If ptr is a pointer, then *ptr++ will indeed increment the pointer (so it will point to the next value after the operation), and this expression will return the current pointed-to value (before increment of the pointer). This expression is indeed sometimes used, e.g. for copying memory areas, e.g.:

while (...) {
    *dest++ = *src++; // Copy the current element, then increment both pointers
}

---

*ptr++ doesn't necessarily give you a string — it gives you a string if and only if ptr is pointing to a string. And in this case, it's not necessary to post-increment just to get the string — *ptr would be enough. ++ is done for another purpose.

For example, it ptr is a pointer to an "array" of strings (i.e. a pointer to a pointer to achar, i.e. char **ptr), then you could print all the strings like this:

int i;
for (i = 0; i < N; ++i) {
    printf("%s\n",*ptr++); // '++' "jumps" to the next string
}

Answer 2

I believe this link should help you.

C/C++ int[] vs int* (pointers vs. array notation). What is the difference?

The array notation has a bounds limit while the pointer notation does not.

If you wanted to access the next in the array with array notation it would look something like a[n++] n being whatever the current index of the array you are at. Where as assigning ptr to a sets ptr to the first index of the array and you can increment a pointer.

Answer 3

*ptr++ is parsed as *(ptr++) - apply the ++ operator to ptr, then dereference the result.

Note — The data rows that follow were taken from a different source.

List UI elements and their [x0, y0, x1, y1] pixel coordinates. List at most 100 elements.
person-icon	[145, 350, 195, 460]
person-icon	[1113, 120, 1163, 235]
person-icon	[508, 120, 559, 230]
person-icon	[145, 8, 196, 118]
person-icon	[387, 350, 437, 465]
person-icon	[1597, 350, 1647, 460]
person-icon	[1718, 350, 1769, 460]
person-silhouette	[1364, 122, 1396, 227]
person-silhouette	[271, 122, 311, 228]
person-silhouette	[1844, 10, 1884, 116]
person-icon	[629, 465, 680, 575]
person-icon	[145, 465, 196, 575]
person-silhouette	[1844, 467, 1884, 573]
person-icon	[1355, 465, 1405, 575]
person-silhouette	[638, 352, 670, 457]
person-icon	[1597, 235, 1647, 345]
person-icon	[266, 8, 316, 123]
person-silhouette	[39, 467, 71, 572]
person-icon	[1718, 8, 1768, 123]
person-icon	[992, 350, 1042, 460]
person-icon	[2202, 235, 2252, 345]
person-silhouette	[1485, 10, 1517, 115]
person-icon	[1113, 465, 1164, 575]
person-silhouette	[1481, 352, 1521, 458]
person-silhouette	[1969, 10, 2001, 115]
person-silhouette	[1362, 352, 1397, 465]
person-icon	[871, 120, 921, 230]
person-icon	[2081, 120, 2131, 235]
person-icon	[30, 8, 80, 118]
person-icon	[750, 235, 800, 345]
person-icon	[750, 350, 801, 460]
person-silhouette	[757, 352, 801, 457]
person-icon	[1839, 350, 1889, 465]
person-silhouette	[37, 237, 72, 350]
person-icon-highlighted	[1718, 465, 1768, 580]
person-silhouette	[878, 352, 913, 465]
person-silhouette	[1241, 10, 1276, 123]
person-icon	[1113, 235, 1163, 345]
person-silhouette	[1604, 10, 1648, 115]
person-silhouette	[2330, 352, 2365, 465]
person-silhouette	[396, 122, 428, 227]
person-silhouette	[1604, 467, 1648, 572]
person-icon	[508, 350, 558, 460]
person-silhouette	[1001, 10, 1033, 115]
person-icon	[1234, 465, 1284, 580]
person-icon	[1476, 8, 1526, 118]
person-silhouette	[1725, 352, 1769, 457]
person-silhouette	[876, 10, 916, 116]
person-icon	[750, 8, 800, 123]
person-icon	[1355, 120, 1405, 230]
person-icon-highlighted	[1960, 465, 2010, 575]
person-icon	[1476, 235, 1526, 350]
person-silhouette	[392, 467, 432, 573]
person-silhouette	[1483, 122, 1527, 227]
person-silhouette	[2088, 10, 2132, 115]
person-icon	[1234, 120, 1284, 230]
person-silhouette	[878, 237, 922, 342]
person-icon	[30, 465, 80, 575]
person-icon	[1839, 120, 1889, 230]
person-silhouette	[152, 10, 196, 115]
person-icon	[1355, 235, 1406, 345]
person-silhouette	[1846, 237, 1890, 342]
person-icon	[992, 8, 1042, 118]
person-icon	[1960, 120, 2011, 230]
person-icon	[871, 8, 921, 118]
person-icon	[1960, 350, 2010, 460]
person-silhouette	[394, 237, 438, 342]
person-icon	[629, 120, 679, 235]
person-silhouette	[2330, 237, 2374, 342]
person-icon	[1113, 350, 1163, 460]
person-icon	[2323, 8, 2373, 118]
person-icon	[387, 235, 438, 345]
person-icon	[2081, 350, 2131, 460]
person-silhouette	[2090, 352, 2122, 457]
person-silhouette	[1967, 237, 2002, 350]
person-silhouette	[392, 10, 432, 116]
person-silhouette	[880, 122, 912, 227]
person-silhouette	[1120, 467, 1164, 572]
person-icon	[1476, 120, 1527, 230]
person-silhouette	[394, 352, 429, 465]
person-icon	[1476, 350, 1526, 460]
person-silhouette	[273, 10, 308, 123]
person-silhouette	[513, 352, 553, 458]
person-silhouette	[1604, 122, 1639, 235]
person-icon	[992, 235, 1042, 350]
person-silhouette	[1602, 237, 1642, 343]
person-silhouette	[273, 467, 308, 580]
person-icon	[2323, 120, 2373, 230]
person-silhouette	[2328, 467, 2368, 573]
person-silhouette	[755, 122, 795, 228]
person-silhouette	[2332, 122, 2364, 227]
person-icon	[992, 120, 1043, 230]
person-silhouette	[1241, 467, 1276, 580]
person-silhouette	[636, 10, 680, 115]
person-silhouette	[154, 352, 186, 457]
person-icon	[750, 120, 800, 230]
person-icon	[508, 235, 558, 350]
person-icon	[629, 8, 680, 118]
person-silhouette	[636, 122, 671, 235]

As written, this results in a constraint violation - ptr is an array of pointers to char, and an expression of array type is a non-modifiable lvalue, and as such may not be the target of an assignment or the operand of the ++ and -- operators.

The line

printf("%s\n",*ptr++);

should (indeed, must) result in the compiler issuing a diagnostic on the order of "invalid lvalue in increment" or something along those lines.

Answer 4

No. 1:

void main(void)
{
    int i;
    char *ptr[3]={"how","are","you"};
    for (i=0;i<3;i++)
        printf("%s\n",ptr[i]);
}

This prints out correct answer. Good!

No.2:

void main(void)
{
    int i;
    char *ptr[3];
    *ptr[0] = "how";
    *ptr[1] = "are";
    *ptr[2] = "you";
    for (i=0;i<3;i++)
        printf("%s\n",ptr[i]);
}

warning: assignment makes integer from pointer without a cast [enabled by default].....Why can't initialize like this?

No.3:

void main(void)
{
    int i;
    char *ptr[3]={"how","are","you"};
    printf("%s\n",*ptr++);
}

error: lvalue required as increment operand....Why can't we use *ptr++?